计算机科学 ›› 2017, Vol. 44 ›› Issue (Z11): 403-406.doi: 10.11896/j.issn.1002-137X.2017.11A.085
夏庆亚
XIA Qing-ya
摘要: 针对快速搜索和发现密度峰值的聚类算法(DPC)中数据点之间计算复杂,最终聚类的中心个数需要通过决策图手动选取等问题,提出基于密度峰值和网格的自动选定聚类中心的改进算法GADPC。首先结合Clique网格聚类算法的思想,不再针对点对象进行操作,而是将点映射到网格,并将网格作为聚类对象,从而减少了DPC算法中对数据点之间的距离计算和聚类次数;其次通过改进后的聚类中心个数判定准则更精确地自动选定聚类中心个数;最后对网格边缘点和噪声点,采用网格内点对象和相邻网格间的相似度进行了处理。
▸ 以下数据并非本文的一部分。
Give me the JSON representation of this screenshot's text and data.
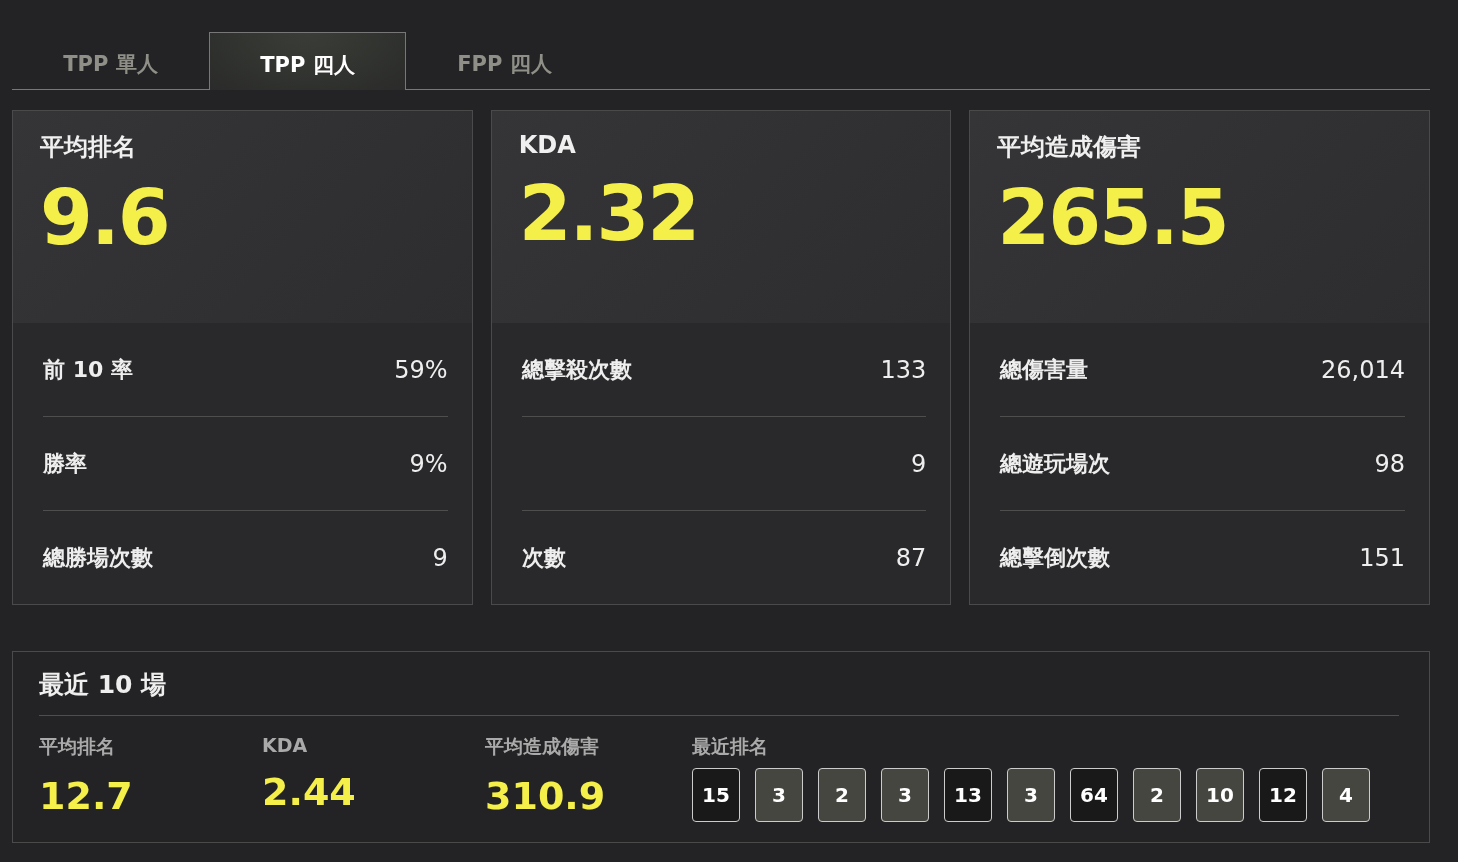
{
  "tabs": [
    {
      "label": "TPP 單人",
      "selected": false
    },
    {
      "label": "TPP 四人",
      "selected": true
    },
    {
      "label": "FPP 四人",
      "selected": false
    }
  ],
  "cards": [
    {
      "title": "平均排名",
      "value": "9.6",
      "rows": [
        {
          "label": "前 10 率",
          "value": "59%"
        },
        {
          "label": "勝率",
          "value": "9%"
        },
        {
          "label": "總勝場次數",
          "value": "9"
        }
      ]
    },
    {
      "title": "KDA",
      "value": "2.32",
      "rows": [
        {
          "label": "總擊殺次數",
          "value": "133"
        },
        {
          "value": "9"
        },
        {
          "label": "次數",
          "value": "87"
        }
      ]
    },
    {
      "title": "平均造成傷害",
      "value": "265.5",
      "rows": [
        {
          "label": "總傷害量",
          "value": "26,014"
        },
        {
          "label": "總遊玩場次",
          "value": "98"
        },
        {
          "label": "總擊倒次數",
          "value": "151"
        }
      ]
    }
  ],
  "recent": {
    "title": "最近 10 場",
    "stats": [
      {
        "label": "平均排名",
        "value": "12.7"
      },
      {
        "label": "KDA",
        "value": "2.44"
      },
      {
        "label": "平均造成傷害",
        "value": "310.9"
      }
    ],
    "ranks_label": "最近排名",
    "ranks": [
      {
        "value": "15",
        "top10": false
      },
      {
        "value": "3",
        "top10": true
      },
      {
        "value": "2",
        "top10": true
      },
      {
        "value": "3",
        "top10": true
      },
      {
        "value": "13",
        "top10": false
      },
      {
        "value": "3",
        "top10": true
      },
      {
        "value": "64",
        "top10": false
      },
      {
        "value": "2",
        "top10": true
      },
      {
        "value": "10",
        "top10": true
      },
      {
        "value": "12",
        "top10": false
      },
      {
        "value": "4",
        "top10": true
      }
    ]
  }
}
实验通过采用UEF(University of Eastern Finland)提供的数据挖掘使用的人工合成数据集和UCI自然数据集进行对比,其聚类评价指标(Rand Index)表明,改进的算法在计算大数据集时聚类质量不低于DPC和K-means算法,而且提高了DPC算法的处理效率。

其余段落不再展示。